The supplementary budget—will it relieve or stoke inflation?
The forthcoming supplementary budget for 2008 plays a crucial role in the present circumstances of disconcertingly high inflation, a deteriorating external environment...
The forthcoming supplementary budget for 2008 plays a crucial role in the present circumstances of disconcertingly high inflation, a deteriorating external environment, and the diminished room for maneuver for monetary policy owing to the exchange rate peg. To steer the economy to a path of lower inflation and sustained growth in living standards, the supplementary budget needs to be realistic, sound, and must avoid intensifying inflationary pressures by lowering, not raising the deficit target.
1. It is critical to base the supplementary budget on realistic economic assumptions. It should not assume an implausibly low inflation rate or high nominal GDP level. Neither should it set unrealistically ambitious targets for revenue increases, notably by assuming sharp and sudden gains in the performance of collection agencies.

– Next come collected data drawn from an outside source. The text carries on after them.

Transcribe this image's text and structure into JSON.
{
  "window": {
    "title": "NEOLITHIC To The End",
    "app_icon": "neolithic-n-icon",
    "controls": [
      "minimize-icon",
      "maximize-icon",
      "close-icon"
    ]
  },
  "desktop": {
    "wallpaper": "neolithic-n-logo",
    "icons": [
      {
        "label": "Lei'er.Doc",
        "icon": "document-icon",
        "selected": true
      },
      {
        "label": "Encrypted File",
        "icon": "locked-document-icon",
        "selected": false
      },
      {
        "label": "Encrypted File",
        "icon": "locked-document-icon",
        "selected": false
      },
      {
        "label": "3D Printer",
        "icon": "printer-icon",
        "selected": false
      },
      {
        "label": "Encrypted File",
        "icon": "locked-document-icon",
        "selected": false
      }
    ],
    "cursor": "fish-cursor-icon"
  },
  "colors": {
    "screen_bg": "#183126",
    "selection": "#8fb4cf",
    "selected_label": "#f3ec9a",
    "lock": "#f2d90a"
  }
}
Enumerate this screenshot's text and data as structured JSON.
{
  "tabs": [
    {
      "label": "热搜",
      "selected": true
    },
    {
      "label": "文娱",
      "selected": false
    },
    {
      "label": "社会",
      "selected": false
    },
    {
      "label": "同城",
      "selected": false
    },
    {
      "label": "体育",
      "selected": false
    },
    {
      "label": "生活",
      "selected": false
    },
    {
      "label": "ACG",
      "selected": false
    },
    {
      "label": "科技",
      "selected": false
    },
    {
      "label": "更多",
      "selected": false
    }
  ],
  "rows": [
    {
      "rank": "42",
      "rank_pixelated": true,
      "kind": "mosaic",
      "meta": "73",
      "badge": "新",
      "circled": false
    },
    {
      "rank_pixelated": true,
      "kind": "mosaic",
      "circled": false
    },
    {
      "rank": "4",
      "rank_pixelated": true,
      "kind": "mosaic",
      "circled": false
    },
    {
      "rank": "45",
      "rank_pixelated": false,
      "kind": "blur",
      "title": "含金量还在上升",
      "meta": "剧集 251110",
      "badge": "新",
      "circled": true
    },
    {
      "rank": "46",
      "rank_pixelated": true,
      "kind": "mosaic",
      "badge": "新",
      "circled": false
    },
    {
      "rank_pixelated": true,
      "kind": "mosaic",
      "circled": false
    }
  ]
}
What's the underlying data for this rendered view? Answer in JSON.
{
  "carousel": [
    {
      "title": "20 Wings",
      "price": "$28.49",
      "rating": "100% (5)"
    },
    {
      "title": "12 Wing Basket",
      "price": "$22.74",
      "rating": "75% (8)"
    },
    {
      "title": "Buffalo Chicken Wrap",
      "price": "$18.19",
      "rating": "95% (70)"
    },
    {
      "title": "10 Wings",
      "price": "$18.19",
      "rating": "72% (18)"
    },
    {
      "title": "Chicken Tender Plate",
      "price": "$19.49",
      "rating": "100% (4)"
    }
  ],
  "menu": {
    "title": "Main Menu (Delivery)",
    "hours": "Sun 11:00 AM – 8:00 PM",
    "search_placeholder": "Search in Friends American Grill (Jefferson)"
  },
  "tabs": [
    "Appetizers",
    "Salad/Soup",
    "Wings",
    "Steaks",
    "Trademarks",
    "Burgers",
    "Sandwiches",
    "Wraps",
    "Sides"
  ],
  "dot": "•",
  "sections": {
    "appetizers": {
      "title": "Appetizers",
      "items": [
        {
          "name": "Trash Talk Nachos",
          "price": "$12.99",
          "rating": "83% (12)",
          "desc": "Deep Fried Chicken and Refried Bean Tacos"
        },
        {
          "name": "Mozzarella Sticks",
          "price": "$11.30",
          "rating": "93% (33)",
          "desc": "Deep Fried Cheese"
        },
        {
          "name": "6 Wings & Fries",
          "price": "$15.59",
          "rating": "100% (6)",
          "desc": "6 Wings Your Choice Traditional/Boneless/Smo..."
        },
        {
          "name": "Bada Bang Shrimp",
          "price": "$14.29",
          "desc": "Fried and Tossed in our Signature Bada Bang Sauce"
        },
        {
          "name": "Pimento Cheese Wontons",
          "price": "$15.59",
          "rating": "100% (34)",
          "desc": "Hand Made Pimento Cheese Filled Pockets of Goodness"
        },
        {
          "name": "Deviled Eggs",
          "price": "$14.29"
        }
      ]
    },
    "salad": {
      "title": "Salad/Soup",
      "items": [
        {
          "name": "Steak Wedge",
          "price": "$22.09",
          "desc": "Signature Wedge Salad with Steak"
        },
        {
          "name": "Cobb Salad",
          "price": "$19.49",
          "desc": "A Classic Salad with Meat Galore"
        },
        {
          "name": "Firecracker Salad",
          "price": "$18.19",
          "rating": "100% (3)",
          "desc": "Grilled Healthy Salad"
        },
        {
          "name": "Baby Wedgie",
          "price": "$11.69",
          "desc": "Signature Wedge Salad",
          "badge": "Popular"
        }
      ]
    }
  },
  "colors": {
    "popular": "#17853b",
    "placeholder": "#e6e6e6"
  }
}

2. Containing the budget deficit is key to lowering inflation pressures. A lower deficit would alleviate domestic demand pressures, a key contributing factor to the current inflation surge. It would also enlarge the elbow room for future fiscal policy action, should the need arise. Fiscal prudence at the current juncture is particularly important to avoid the risk that higher inflation will be built into expectations and wages. Once such expectations are entrenched, reducing inflation would involve very high costs. In contrast, output gains from boosting demand further at this point when capacities are tight would be small and transitory.
3. The supplementary budget should strengthen the revenue base. In this regard, we welcome that the revised draft government program no longer calls for replacing the VAT by a sales tax, which would have narrowed the tax base and risked increasing avoidance. To further develop financial markets, the supplementary budget should eliminate the highly distortionary financial transactions tax. Revenues could be bolstered by reducing exemptions and tax privileges (notably in agriculture) that have eroded the tax base.
4. Restraining expenditures is the cornerstone of a prudent fiscal strategy. New discretionary spending initiatives include up-front budgetary cash repayment of lost savings, and may extend to raising subsidies, notably for government-backed mortgages. These initiatives can only be accommodated through offsetting cuts in other expenditure. Increases in social spending, which the 2008 budget expanded by more than 40 percent above the 2007 budget target, and in wages should also be contained. They are outpacing the rise in total expenditures, as well as the state’s underlying ability to pay. Finally, government programs requiring budgetary support should be reviewed, with a view to canceling inefficient ones.
5. Budget financing is not a binding constraint, but important. A greater part of financing should be domestic, since this would help to develop financial markets and foreign financing carries risks that need to be factored in to appropriately assess its cost. Privatization should be driven by criteria of long-term economic efficiency, not cash-flow considerations. Privatization receipts are one-time revenues that should not be earmarked to ongoing social spending, as this would increase inflationary pressures in the short term and be unsustainable in the longer term.